Pass: Typically, work graded D- to D+ (or 40 to 49) will show many of the following qualities: •Unsure and lacking in confidence when discussing ideas •Referring to the subject in question in a superficial manner •Making an effort to provide fairly balanced answers •Some points in the argument irrelevant to the topic •Little evidence of background reading •Some uncertainty over language and syntax •Strengths and weaknesses fairly balanced; occasionally clumsy and unimaginative •In creative work: superficial •Not succeeding in mastering the requirements of the medium
Typically, work graded C- to C+ (or 50 to 59) will show many of the following qualities:
•Discusses ideas, but without much confidence
•A respectable effort but not showing any unusual talent; a few flashes of originality here and there
•Makes reference to the subject in question, but some important matters not mentioned
•Fairly clear thought on most occasions, and the arguments relevant on the whole
•Evidence of having read some works associated with the field in question
•Quite accurate expression, though the points may sometimes be presented clumsily
•Signs of conscientious work deserve a higher position within the class
•In creative work: not having quite mastered the requirements of the medium
•Evidence of planning in the answers, but a lack of coherence at times; undisciplined and unsure at times
Good: Typically, work graded B- to B+ (or 60 to 69) will show many of the following qualities: •Discusses ideas adeptly •Most of the arguments about a specific field are well-aired •Displays knowledge of the subject in question; the answer is relevant •Shows analytical and clear thought •Gives evidence of relevant reading •Shows accuracy in expression with mastery over language. •A few minor errors here and there. •Signs of creative thought deserve a higher position within the class •In creative work: shows signs of originality, having understood the requirements of the medium •Plans of well-balanced and full answers, despite some gaps
Excellent: Typically, work graded A- to A** (or 70 to 100) will show many of the following qualities: •Discusses ideas with confidence and precision •Demonstrates maturity and sophistication •Displays deep knowledge of the subject in question; the answer is totally relevant •Shows independent, analytical and clear thought •Gives evidence of substantial and relevant reading •Shows great accuracy in expression, displaying total mastery over all aspects of the language •Shows occasional signs of brilliance and originality of thought •In creative work: displays considerable originality •Command over medium; may have potential for publication/production
- Discuss the relationship between literary and cinematic texts and wider social, cultural and political contexts.
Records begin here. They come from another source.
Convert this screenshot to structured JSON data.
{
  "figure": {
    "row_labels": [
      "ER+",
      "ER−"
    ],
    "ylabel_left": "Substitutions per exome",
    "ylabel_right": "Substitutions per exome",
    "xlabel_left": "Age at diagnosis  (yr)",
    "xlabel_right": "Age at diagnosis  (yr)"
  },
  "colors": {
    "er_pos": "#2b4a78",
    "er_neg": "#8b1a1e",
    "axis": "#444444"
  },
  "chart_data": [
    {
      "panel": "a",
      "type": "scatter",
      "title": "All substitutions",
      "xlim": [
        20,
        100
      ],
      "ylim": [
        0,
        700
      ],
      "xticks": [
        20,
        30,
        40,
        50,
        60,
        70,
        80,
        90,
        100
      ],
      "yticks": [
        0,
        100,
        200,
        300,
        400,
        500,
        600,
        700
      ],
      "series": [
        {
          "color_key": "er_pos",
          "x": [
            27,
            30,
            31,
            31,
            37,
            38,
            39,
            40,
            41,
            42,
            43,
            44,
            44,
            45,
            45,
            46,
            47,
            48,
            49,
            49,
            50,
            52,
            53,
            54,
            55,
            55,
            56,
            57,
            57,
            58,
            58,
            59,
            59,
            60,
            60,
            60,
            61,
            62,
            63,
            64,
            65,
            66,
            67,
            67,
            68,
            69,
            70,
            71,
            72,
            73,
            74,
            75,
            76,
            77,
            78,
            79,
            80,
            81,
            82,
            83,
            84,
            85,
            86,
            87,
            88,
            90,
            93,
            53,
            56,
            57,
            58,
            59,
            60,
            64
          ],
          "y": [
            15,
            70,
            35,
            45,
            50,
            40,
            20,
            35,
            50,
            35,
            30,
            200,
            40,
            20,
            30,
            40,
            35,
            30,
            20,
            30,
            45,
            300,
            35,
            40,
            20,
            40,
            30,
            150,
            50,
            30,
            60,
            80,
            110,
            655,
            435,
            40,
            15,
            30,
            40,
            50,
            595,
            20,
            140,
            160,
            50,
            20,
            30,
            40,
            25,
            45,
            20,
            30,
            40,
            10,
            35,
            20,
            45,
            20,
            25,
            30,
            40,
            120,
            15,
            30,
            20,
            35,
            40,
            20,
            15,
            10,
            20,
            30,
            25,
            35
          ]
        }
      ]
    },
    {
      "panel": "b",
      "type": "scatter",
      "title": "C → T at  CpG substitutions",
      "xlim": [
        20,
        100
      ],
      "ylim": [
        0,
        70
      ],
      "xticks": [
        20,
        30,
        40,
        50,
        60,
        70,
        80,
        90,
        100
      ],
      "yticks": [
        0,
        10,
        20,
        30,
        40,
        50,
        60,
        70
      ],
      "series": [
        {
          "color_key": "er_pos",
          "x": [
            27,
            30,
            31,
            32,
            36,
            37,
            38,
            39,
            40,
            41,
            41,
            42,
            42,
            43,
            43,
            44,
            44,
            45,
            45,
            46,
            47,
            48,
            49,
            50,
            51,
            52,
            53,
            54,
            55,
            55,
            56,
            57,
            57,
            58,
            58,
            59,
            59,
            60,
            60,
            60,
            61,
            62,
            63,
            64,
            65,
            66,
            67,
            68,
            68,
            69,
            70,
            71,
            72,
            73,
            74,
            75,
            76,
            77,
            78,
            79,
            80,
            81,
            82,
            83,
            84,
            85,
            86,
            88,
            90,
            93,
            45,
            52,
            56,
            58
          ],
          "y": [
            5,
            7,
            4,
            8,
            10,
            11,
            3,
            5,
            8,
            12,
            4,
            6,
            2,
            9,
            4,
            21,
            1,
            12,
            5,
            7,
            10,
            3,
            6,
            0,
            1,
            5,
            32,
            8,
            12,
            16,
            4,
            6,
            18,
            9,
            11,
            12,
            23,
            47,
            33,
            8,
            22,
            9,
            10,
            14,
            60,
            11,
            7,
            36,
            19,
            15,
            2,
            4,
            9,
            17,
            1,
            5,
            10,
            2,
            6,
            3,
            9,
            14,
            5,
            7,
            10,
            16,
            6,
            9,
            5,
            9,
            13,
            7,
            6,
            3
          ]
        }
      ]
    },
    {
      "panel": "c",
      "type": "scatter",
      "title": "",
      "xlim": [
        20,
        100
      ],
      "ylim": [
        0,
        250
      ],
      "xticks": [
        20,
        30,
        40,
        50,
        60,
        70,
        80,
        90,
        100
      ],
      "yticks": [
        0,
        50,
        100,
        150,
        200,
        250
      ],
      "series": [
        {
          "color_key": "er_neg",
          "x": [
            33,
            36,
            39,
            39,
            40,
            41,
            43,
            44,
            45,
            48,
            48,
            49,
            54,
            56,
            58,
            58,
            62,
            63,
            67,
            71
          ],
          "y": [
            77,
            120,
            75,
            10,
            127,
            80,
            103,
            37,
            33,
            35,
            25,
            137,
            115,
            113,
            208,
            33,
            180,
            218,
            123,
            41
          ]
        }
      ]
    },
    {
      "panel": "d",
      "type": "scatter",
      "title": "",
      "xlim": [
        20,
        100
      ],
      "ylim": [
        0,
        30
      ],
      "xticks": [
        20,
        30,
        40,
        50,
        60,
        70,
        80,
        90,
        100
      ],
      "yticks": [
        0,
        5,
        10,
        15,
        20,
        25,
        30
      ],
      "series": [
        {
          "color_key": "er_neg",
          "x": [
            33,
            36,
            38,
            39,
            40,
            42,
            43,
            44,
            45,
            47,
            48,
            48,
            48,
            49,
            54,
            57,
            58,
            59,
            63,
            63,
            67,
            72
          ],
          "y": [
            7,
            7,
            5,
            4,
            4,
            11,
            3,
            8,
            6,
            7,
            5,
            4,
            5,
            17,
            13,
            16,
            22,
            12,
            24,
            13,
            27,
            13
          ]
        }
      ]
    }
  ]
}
- Examine how the Gothic has evolved across different literary periods, cultures, and media.
- Explain selected critical concepts and apply them to the study of Gothic texts and films.
- Identify and explain the significance of some of the thematic and formal aspects that characterise Gothic films and texts.
Close Reading Exercise Students will produce two 750-word close readings. One of these will examine the cinematic language and visual composition of a film scene, while the other will discuss the formal and linguistic construction of a literary extract.
Option 1: Critical Essay + Annotated Bibliography For Option 1, students will write a 1,500-word essay addressing to one or two of the texts/films studied on the course as well as one of the key critical and/or theoretical concepts covered during the module. The essay will be accompanied by an annotated bibliography (ca 1000 words), where students describe and reflect on three critical sources chosen from a pre-released list. Option 2: Creative Piece + Reflective Reading Log For Option 2, students will produce their own Gothic creative piece (which may be a poem or set of poems, a prose passage or short story, or a film script), which should be no more 1500 words in length. This will be accompanied by a reflective reading log (1000 words), in which students explain how their piece was shaped by the texts and films studied on the course and by at least one of the critical concepts they encountered on the module.